De plus, nous devons nous rappeler où nous nous tenons. Ici même à Rome, dans les bibliothèques des universités pontificales et des ordres religieux, il y a d'innombrables manuscrits qui ont essentiellement été oubliés. Il y a des œuvres d'intuition théologique, philosophique et morale profonde qui n'ont pas été lues ou référencées depuis des siècles.

En ne les numérisant pas, nous gardons ces intuitions enterrées. Mais en les numérisant et en les ajoutant au jeu de données catholique, nous permettons une Grande Redécouverte. Nous permettons à l'IA de faire surface une homélie oubliée ou une distinction théologique perdue qui pourrait être le médicament exact qu'une âme moderne a besoin d'entendre.

Et cela nous amène à la question la plus difficile de toutes: Combien d'âmes seront perdues à cause de notre silence?

Combien de jeunes hommes et femmes, cherchant un sens dans le "vide existentiel" d'internet, poseront à une machine une question sur la souffrance, l'amour ou Dieu? Si nous ne fournissons pas les données, ils recevront une réponse synthétisée du chaos moral du monde. Ils pourraient être conduits au désespoir parce que l'intuition spécifique et belle qui aurait pu les sauver a été laissée à accumuler la poussière sur une étagère à Rome.

Si nous avons les outils pour évangéliser ce nouveau continent—si nous avons la capacité de construire une "Cathédrale de Vérité" qui peut atteindre chaque maison et chaque cœur—et nous choisissons de ne pas la construire, nous serons responsables de cette perte. Nous devrons répondre de pourquoi nous avons enterré notre talent dans le sol quand il était le plus nécessaire.

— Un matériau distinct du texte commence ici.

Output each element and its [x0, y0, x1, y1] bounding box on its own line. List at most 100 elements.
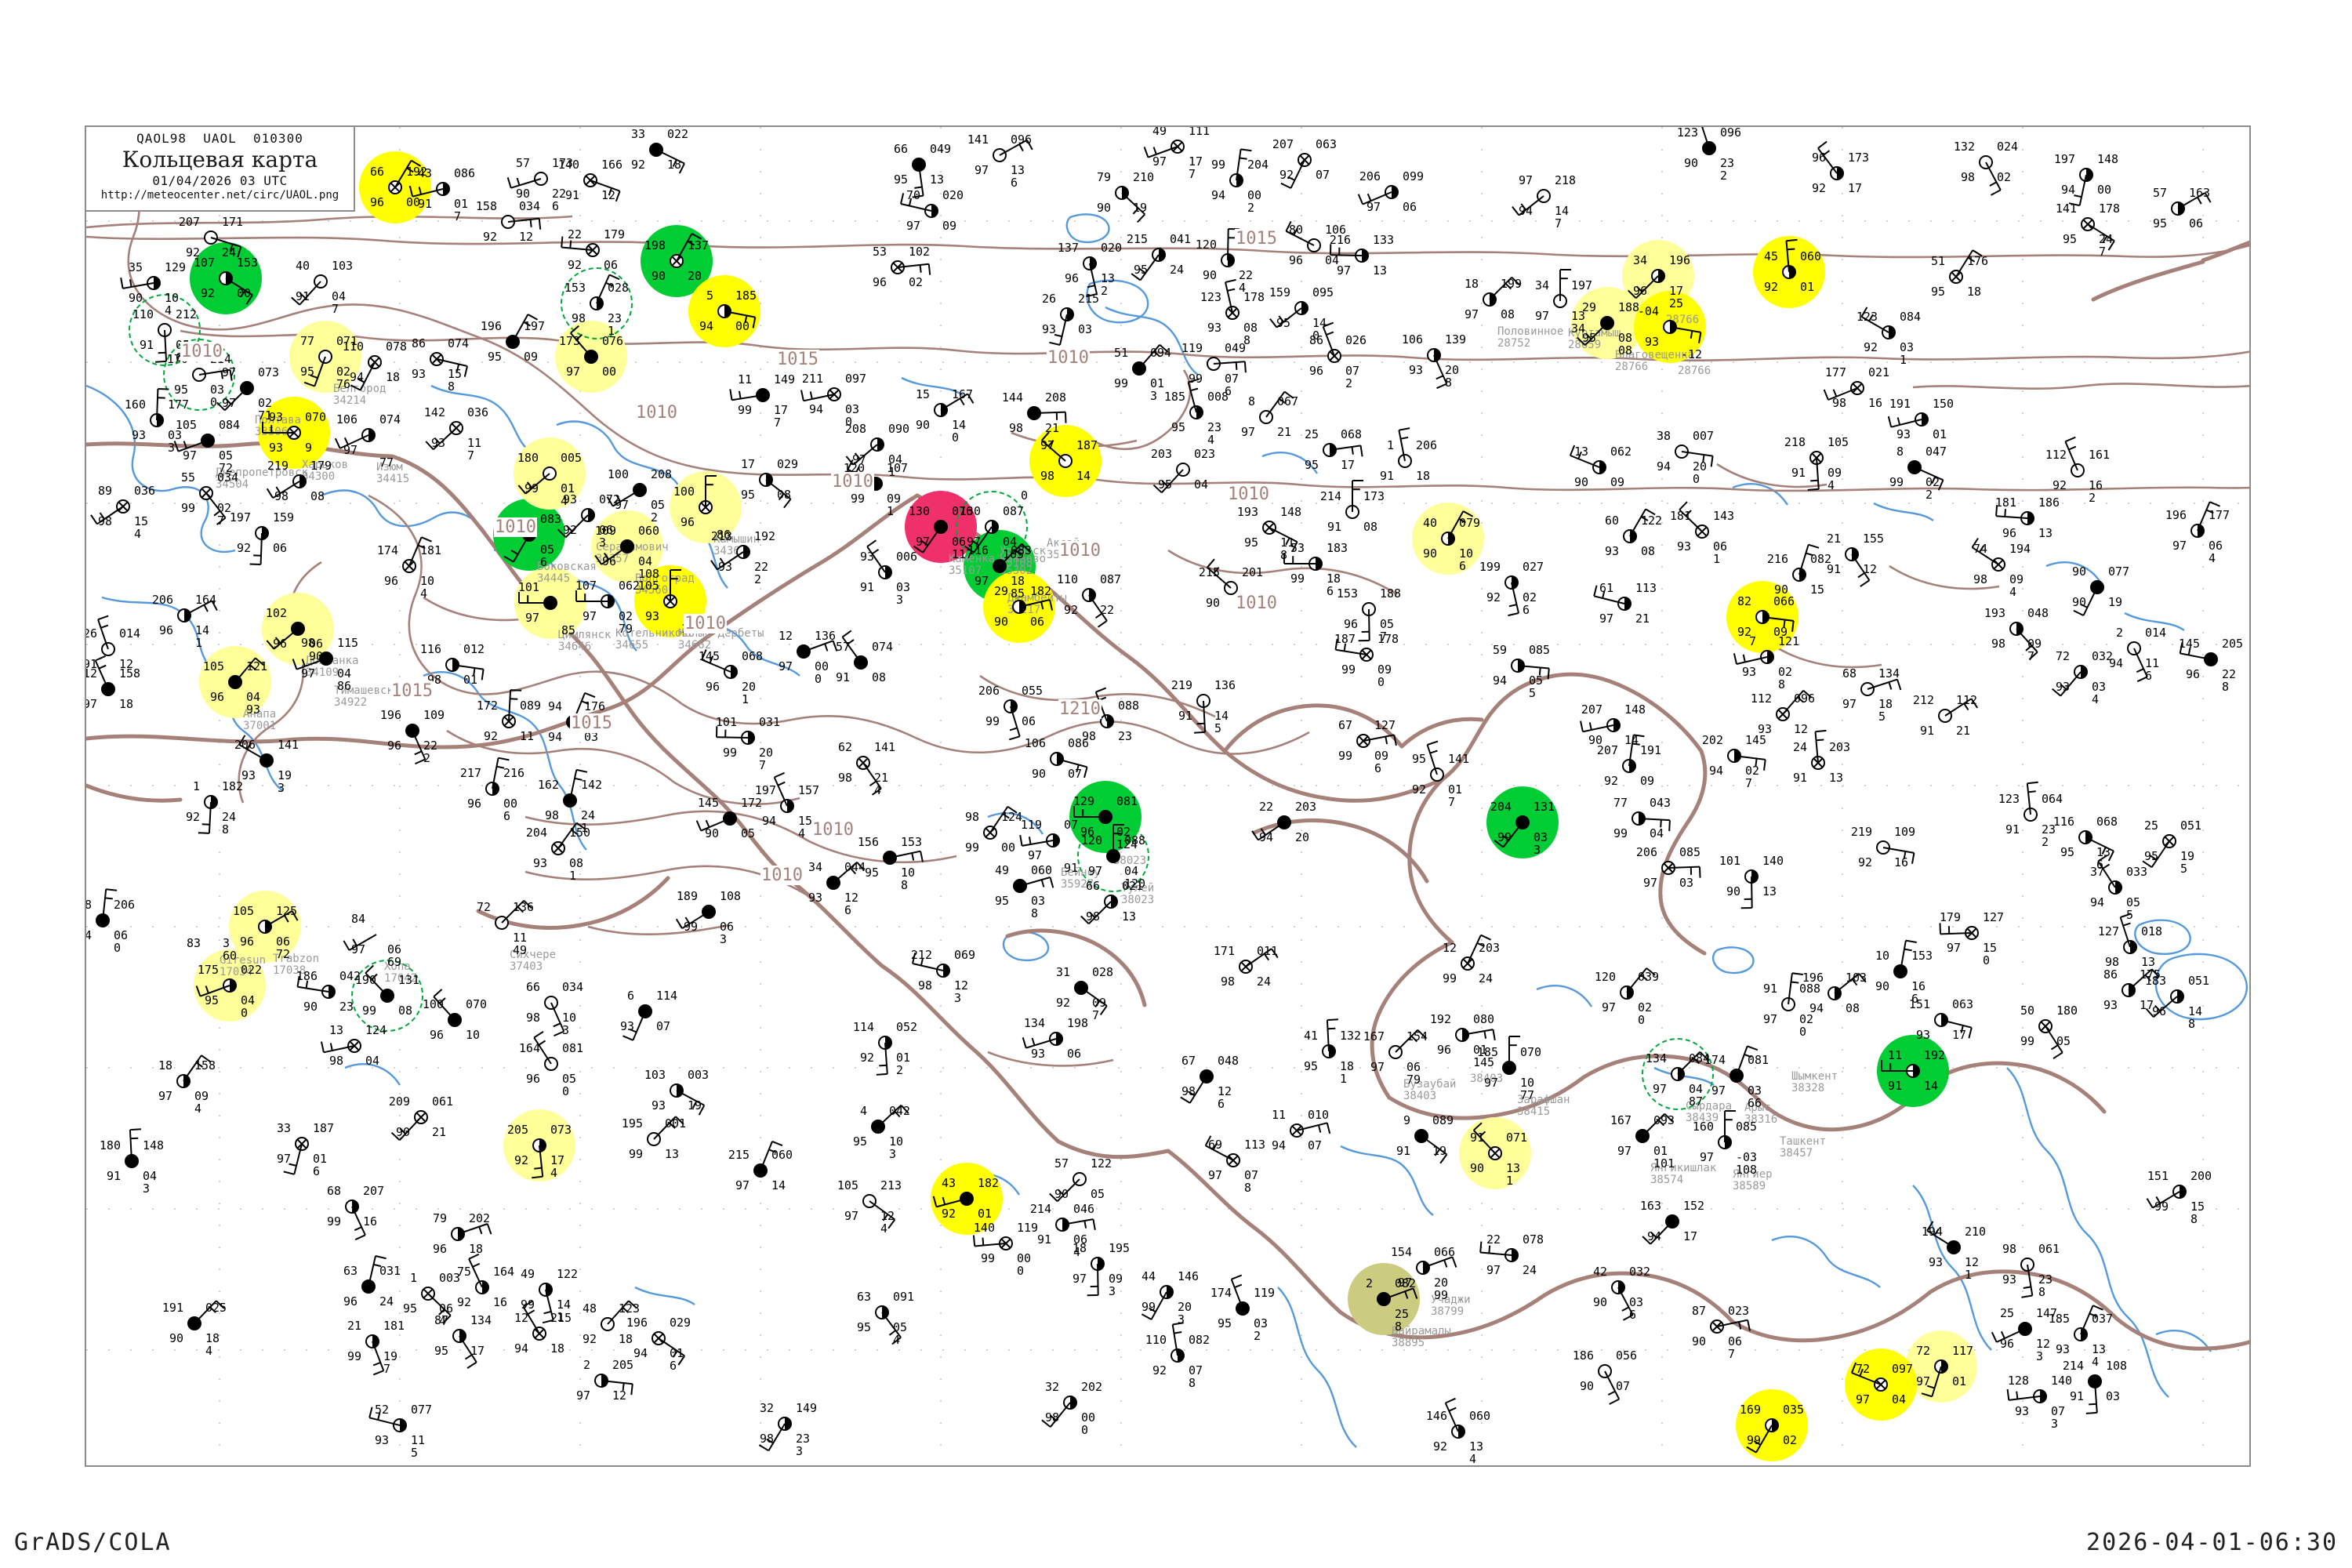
station-tendency: 06 — [720, 920, 735, 934]
station-tendency: 10 — [1520, 1076, 1535, 1090]
station-tendency: 16 — [363, 1214, 378, 1229]
station-name-label: Камышин — [713, 533, 760, 546]
station-temperature: 40 — [295, 259, 310, 273]
station-temperature: 173 — [558, 334, 580, 348]
station-dewpoint: 95 — [2060, 845, 2074, 859]
station-tendency: 00 — [1081, 1410, 1096, 1425]
station-temperature: 208 — [844, 422, 866, 436]
station-temperature: 196 — [2165, 508, 2187, 522]
station-tendency: 19 — [688, 1098, 702, 1112]
station-extra-value: 2 — [1926, 488, 1933, 502]
station-dewpoint: 95 — [852, 1134, 867, 1149]
isobar-label: 1015 — [776, 350, 819, 369]
station-dewpoint: 97 — [1464, 307, 1479, 321]
station-pressure: 123 — [619, 1301, 641, 1316]
station-pressure: 074 — [448, 336, 470, 350]
station-tendency: 03 — [168, 428, 183, 442]
station-tendency: 13 — [1122, 909, 1137, 924]
station-temperature: 197 — [2053, 152, 2075, 166]
station-pressure: 122 — [557, 1267, 579, 1281]
station-dewpoint: 95 — [1171, 420, 1185, 434]
station-dewpoint: 94 — [1708, 764, 1723, 778]
station-dewpoint: 99 — [1290, 572, 1305, 586]
station-extra-value: 1 — [569, 869, 577, 883]
station-temperature: 101 — [1719, 854, 1740, 868]
station-temperature: 94 — [547, 699, 562, 713]
station-tendency: 06 — [273, 541, 288, 555]
station-temperature: 93 — [268, 410, 283, 424]
station-highlight-dash — [351, 960, 423, 1032]
station-dewpoint: 98 — [1991, 637, 2005, 651]
station-dewpoint: 91 — [417, 197, 432, 211]
station-temperature: 206 — [978, 684, 1000, 698]
station-pressure: 141 — [278, 738, 299, 752]
station-temperature: 107 — [193, 256, 215, 270]
station-pressure: 034 — [217, 470, 239, 485]
station-pressure: 034 — [519, 199, 541, 213]
station-dewpoint: 97 — [1483, 1076, 1498, 1090]
station-pressure: 146 — [1178, 1269, 1200, 1283]
station-tendency: 03 — [1534, 830, 1548, 844]
station-dewpoint: 92 — [1763, 280, 1778, 294]
station-pressure: 066 — [1434, 1245, 1456, 1259]
station-temperature: 204 — [525, 826, 547, 840]
station-pressure: 182 — [1030, 584, 1052, 598]
station-name-label: Полтава — [255, 414, 302, 426]
station-dewpoint: 91 — [1792, 771, 1807, 785]
station-tendency: 18 — [1416, 469, 1431, 483]
station-temperature: 74 — [1973, 542, 1987, 556]
station-dewpoint: 98 — [1085, 909, 1100, 924]
station-tendency: 12 — [2036, 1337, 2051, 1351]
station-pressure: 140 — [1762, 854, 1784, 868]
station-tendency: 20 — [1445, 363, 1460, 377]
station-temperature: 215 — [728, 1148, 750, 1162]
station-index-label: 34300 — [302, 470, 336, 483]
station-pressure: 206 — [1416, 438, 1438, 452]
station-temperature: 128 — [2007, 1374, 2029, 1388]
station-index-label: 34646 — [558, 641, 592, 653]
station-dewpoint: 96 — [383, 574, 398, 588]
station-tendency: 00 — [2097, 183, 2112, 197]
station-name-label: Хопа — [384, 960, 411, 973]
station-index-label: 37403 — [510, 960, 543, 973]
station-extra-value: 1 — [888, 465, 896, 479]
station-pressure: 114 — [656, 989, 678, 1003]
station-temperature: 198 — [644, 238, 666, 252]
station-pressure: 070 — [466, 997, 488, 1011]
station-dewpoint: 94 — [2060, 183, 2075, 197]
station-temperature: 196 — [626, 1316, 648, 1330]
station-pressure: 176 — [584, 699, 606, 713]
station-tendency: 08 — [569, 856, 584, 870]
station-temperature: 40 — [1422, 516, 1437, 530]
station-temperature: 219 — [1850, 825, 1872, 839]
station-temperature: 93 — [562, 492, 577, 506]
station-tendency: 01 — [454, 197, 469, 211]
station-dewpoint: 90 — [1422, 546, 1437, 561]
station-pressure: 111 — [1189, 125, 1210, 138]
station-temperature: 75 — [456, 1265, 471, 1279]
station-temperature: 91 — [1469, 1131, 1484, 1145]
station-pressure: 073 — [550, 1123, 572, 1137]
station-dewpoint: 92 — [236, 541, 251, 555]
station-pressure: 022 — [667, 127, 689, 141]
station-temperature: 2 — [583, 1358, 590, 1372]
station-pressure: 166 — [601, 158, 623, 172]
station-pressure: 083 — [540, 512, 562, 526]
station-dewpoint: 95 — [299, 365, 314, 379]
station-dewpoint: 95 — [1133, 263, 1148, 277]
station-temperature: 31 — [1055, 965, 1070, 979]
map-frame: 1010 1015 1010 1010 1015 1010 1010 1010 … — [85, 125, 2251, 1467]
station-extra-value: 5 — [1214, 721, 1222, 735]
station-dewpoint: 95 — [173, 383, 188, 397]
station-extra-value: 85 — [1011, 586, 1025, 601]
station-dewpoint: 97 — [1762, 1012, 1777, 1026]
station-temperature: 96 — [1811, 151, 1826, 165]
station-tendency: 12 — [844, 891, 859, 905]
station-extra-value: 1 — [1965, 1268, 1973, 1282]
station-temperature: 216 — [1329, 233, 1351, 247]
station-dewpoint: 97 — [1842, 697, 1857, 711]
station-pressure: 020 — [1101, 241, 1123, 255]
station-dewpoint: 97 — [614, 498, 629, 512]
station-tendency: 23 — [608, 311, 622, 325]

Nous ne sommes pas seulement des observateurs passifs de cette révolution. Nous sommes appelés à être des protagonistes.

En numérisant notre patrimoine à travers le Centre d'Alexandrie, nous préservons la plénitude de notre mémoire. En construisant Magisterium AI, nous équipons les fidèles d'un bouclier contre la confusion. Et en construisant Ephrem, nous remettons le pouvoir de cette technologie aux familles et aux individus qui composent le Corps du Christ.

Ne soyons pas la génération qui a laissé la lumière s'éteindre à l'ère numérique. Soyons plutôt les constructeurs qui ont assuré que lorsque le monde regarde dans le miroir numérique de l'avenir, il ne voit pas une machine, mais plutôt, il voit un reflet qui pointe vers la véritable Image de Dieu.

Merci, et j'ai hâte d'apprendre des riches discussions qui seront partagées au cours des deux prochains jours.